Whatever it is, I ate too much this weekend.
First, it was our anniversary. My mom was taking the girls Saturday night so Hubby and I could have time to ourselves; go out to dinner and not rush...
Well, if you've read the last few posts you will know that everyone was sick, DH had to work all day Saturday, and the plans we had just morphed into a half-hearted celebration. My mom came to the house. DH came home from work exhausted (he got up and out at 4:30 am), but treked to dinner with me because he felt he had to put on a good show. I felt tired from stressing, working out for the first time in a week, and still hacking like a 3-pack-a-day smoker, but still went to dinner because it was our anniversary.

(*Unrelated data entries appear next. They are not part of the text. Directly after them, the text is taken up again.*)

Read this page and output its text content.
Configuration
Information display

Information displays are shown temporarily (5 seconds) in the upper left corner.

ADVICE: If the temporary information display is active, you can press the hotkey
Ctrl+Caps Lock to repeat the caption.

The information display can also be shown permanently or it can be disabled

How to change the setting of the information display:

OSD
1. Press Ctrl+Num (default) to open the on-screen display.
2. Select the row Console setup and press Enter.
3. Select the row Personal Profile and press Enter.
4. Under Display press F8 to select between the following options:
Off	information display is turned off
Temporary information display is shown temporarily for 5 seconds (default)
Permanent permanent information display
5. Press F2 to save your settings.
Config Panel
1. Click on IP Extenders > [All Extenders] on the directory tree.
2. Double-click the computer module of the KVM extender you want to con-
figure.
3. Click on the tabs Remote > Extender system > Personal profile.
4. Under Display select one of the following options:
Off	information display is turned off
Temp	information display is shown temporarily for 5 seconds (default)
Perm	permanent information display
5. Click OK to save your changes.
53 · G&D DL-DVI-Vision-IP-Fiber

We were both home and in bed by 9:00. I ate too much and stuff that wasn't even good. I ordered a salad, but it was more like a bowl of cheese, bacon, croutons and dressing with a garnish of lettuce. I had some onion rings that were thick cut and caked with batter. They weren't good either, so I thought I would make them better by dipping them generously in horseradish cream sauce. I then thought I needed to finish the night with cream laden key lime pie. After all it was our anniversary. SO, I felt sicker coming home, fat and disappointed in my choices. I went to bed - moved on...
Sunday I woke up feeling similarly yucky. After a normal oatmeal and banana breakfast, we went to the movies - I had a bag of baked chips and too much trail mix (nuts/dried fruit), which was LOADED with calories. I skipped lunch and later ate 1/2 cup cottage cheese, 2 more bags of baked chips, and my kids french fries at McDonalds. At least I cut myself off at McDonalds. I didn't eat right. I ate crap, and wow - that's how I feel. Let this be a lesson to me.
And now I am off to spin. Thank goodness the kids are at school, DH is at work and I have my Monday back.